— Мы будем делать смерть.
А одна не смеется. Она татарка. Ее как-то зовут. Фадиля? Фазиля? Фатиха? Да брось врать-то, Лена ее звали, Таня или Оля, я не помню. Допустим, Катя.
Катя топает ногами и орет на нас: «Сволочи!»
Он не слушает Катю. Он знает и уже всем сказал, что она — «дырка», «татарка» и «косиха». Он ворошит в костре шлангом от душа и говорит:
— Мы делаем смерть.
А я отнимаю у него шланг и ору, как Катя, и, конечно, как всегда путаю слова, у меня получается:
— Не стронь! Не стронь!
Он дразнится, слюняво тпрукает губами:
— Строну! Строну!
Потом мы сидим на чердаке. Выше пятого этажа, на последней лестничной площадке, где стоит консервная банка с окурками и миски с присохшей кошачьей едой. У меня болит копчик (дали с ноги), руки по локоть в саже и мохнаточьем соке. У Кати ничего. Ей только юбку задрали и все увидели желтые трусы.
— Он сделал смерть, и теперь придут мийвицы, и мы все будем мийвицами. — говорит Катя.
Последнее слово она говорит гнусаво, с растяжкой, гундосит, как в насморочную ноздрю. Получается противнее, чем "мертвецы".

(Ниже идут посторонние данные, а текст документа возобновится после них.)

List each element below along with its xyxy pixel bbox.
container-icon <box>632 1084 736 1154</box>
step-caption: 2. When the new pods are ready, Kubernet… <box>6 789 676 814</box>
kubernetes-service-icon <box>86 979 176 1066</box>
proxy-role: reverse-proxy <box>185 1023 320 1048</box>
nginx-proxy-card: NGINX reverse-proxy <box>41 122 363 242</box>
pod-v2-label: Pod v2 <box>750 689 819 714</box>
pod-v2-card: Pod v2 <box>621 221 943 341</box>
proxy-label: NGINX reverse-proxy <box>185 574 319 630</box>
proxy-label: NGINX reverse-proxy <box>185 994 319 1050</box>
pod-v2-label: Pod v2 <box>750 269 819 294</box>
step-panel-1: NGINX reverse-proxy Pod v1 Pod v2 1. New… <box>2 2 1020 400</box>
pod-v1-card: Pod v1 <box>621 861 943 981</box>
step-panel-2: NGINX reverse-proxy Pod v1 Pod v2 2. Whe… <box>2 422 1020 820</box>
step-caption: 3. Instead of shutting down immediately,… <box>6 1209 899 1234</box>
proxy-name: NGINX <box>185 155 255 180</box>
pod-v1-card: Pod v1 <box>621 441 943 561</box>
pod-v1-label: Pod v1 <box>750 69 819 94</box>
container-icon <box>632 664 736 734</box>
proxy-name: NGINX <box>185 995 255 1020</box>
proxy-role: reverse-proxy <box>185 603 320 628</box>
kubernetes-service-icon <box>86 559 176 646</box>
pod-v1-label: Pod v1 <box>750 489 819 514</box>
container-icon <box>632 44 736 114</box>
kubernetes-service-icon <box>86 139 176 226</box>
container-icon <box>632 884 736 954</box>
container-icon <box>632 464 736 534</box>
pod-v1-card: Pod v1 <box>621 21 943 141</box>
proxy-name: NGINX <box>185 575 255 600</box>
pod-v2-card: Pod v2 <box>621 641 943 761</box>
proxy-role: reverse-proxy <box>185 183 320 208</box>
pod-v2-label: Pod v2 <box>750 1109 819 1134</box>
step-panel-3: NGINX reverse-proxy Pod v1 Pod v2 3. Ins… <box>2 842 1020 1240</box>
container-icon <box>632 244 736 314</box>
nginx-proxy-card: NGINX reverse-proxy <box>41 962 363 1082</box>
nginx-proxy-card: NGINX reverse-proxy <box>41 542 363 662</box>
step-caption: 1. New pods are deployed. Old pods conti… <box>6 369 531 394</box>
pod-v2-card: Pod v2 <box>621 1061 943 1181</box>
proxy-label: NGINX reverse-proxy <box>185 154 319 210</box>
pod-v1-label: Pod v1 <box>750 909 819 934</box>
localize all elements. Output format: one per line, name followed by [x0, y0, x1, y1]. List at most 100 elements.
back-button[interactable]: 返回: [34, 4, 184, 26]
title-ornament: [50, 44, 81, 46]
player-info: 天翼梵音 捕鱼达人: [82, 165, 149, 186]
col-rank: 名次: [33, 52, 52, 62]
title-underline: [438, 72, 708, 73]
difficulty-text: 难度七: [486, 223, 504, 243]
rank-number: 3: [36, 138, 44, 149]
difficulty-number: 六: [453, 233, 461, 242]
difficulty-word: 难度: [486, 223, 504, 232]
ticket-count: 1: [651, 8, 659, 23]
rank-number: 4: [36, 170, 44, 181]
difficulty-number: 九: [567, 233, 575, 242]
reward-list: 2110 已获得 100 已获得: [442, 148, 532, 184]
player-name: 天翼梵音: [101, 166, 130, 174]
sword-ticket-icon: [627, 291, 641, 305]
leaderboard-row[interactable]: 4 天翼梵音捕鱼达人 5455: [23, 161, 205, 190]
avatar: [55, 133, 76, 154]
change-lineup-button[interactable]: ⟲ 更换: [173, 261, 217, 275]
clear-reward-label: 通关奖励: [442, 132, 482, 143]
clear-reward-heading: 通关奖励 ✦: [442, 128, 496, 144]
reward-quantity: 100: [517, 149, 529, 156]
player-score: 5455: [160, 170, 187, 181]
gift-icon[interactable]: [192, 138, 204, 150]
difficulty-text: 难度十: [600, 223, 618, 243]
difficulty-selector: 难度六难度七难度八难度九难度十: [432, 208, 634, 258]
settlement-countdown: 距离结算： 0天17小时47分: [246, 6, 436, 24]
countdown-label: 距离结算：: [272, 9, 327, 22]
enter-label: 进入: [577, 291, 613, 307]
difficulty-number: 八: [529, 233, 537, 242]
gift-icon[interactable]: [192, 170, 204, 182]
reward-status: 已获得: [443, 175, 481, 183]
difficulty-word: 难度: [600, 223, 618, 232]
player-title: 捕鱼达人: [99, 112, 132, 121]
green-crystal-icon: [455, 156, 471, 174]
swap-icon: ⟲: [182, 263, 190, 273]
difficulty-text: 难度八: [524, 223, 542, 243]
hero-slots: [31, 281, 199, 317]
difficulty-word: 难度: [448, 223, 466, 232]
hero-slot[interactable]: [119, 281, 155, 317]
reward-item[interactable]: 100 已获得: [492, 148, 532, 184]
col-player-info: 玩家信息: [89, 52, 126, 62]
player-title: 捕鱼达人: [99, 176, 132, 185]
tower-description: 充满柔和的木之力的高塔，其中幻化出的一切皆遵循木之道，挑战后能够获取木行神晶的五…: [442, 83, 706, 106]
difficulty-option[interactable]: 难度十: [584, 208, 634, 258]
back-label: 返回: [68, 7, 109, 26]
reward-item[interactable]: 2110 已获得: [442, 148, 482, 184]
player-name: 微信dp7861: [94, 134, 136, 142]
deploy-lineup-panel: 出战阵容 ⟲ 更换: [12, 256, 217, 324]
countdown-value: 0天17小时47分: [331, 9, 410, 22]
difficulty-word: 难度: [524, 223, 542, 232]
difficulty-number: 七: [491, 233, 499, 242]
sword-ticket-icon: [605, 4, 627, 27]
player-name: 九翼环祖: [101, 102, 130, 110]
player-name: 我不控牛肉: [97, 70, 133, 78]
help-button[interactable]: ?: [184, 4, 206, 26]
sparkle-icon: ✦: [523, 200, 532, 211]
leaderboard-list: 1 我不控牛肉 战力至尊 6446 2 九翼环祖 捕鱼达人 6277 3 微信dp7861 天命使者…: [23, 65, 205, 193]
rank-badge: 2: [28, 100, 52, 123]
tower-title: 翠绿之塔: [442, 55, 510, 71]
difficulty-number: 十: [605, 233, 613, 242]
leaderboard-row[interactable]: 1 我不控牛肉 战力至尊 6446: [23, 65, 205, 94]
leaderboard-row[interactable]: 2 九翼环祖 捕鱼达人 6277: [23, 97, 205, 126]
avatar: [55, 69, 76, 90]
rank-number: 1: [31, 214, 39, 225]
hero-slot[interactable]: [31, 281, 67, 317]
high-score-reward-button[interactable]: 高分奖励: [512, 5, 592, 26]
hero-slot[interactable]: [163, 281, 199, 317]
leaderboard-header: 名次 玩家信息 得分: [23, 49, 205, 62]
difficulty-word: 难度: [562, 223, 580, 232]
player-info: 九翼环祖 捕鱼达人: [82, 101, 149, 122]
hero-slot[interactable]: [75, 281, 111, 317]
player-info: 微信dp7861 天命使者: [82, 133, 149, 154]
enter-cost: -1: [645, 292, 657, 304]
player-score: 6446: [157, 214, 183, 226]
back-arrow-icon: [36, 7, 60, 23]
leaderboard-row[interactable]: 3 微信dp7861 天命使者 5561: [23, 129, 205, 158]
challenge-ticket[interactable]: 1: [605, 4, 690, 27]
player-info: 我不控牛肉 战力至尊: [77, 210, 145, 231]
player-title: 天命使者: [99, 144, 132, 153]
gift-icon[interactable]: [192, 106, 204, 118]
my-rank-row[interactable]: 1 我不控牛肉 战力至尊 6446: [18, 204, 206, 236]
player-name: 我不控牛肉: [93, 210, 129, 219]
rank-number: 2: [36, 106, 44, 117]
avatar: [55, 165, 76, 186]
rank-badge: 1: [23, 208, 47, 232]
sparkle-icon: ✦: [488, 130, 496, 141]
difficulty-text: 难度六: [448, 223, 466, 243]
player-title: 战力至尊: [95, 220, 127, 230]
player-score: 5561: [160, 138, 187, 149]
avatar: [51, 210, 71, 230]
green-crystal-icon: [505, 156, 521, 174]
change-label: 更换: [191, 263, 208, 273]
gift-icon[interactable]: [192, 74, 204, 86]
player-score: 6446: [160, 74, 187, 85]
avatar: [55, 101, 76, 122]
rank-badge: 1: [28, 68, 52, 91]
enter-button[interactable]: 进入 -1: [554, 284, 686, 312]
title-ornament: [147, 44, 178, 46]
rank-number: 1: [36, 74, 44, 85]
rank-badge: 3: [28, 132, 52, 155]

— Мийвицы хуже. Это — мертвые мертвецы. Есть живые мертвецы, но их не бывает, а «мийвицы» — они живыми никогда не были. Он козел, он сделал смерть.
На чердаке горячо, выше только голуби, антенны, трубы, раскаленная жесть скатов.
Смерть я знаю. Это когда к подъезду выносят две табуретки. Табуретки потом выбрасывают на помойку вместе с обделанным матрасом, постельным бельем и серыми обмылками. Около табуреток ставят "на попа" крышку, она, эта прямоугольная крышка, как дверь. Она не страшная, обита первомайским дешевым кумачиком, а по краям — черные капроновые ленты, оборочки, как на конфетной коробке (маме такую дарили, с немецким шоколадом коробку). Крышку ставят, чтобы все поняли — в подъезде смерть. А то, от чего крышка — стоит в квартире, и в н е м лежит тот, кто умер. И ждет, когда приедет желтый автобус с Ваганькова. Тот, кто умер, он, как мохнатка. Никто не знает толком, что с ним делать.
— Давай прекратим смерть — говорит Катя.
Я сделал все, как она сказала. Все очень просто, вот что надо делать, чтобы прекратить смерть: надо один день прожить быстрее, чем другие люди. Не сидеть, не лежать, а все время ходить, прыгать, руками махать, бегать, хоть на месте, но быть быстрее других. Лучше бегать. А еще взять мелок и везде, где скажет Катя нарисовать знак бесконечности. Это такая протяжная восьмерка на боку, волшебный узелок, крепче, чем слово всегда.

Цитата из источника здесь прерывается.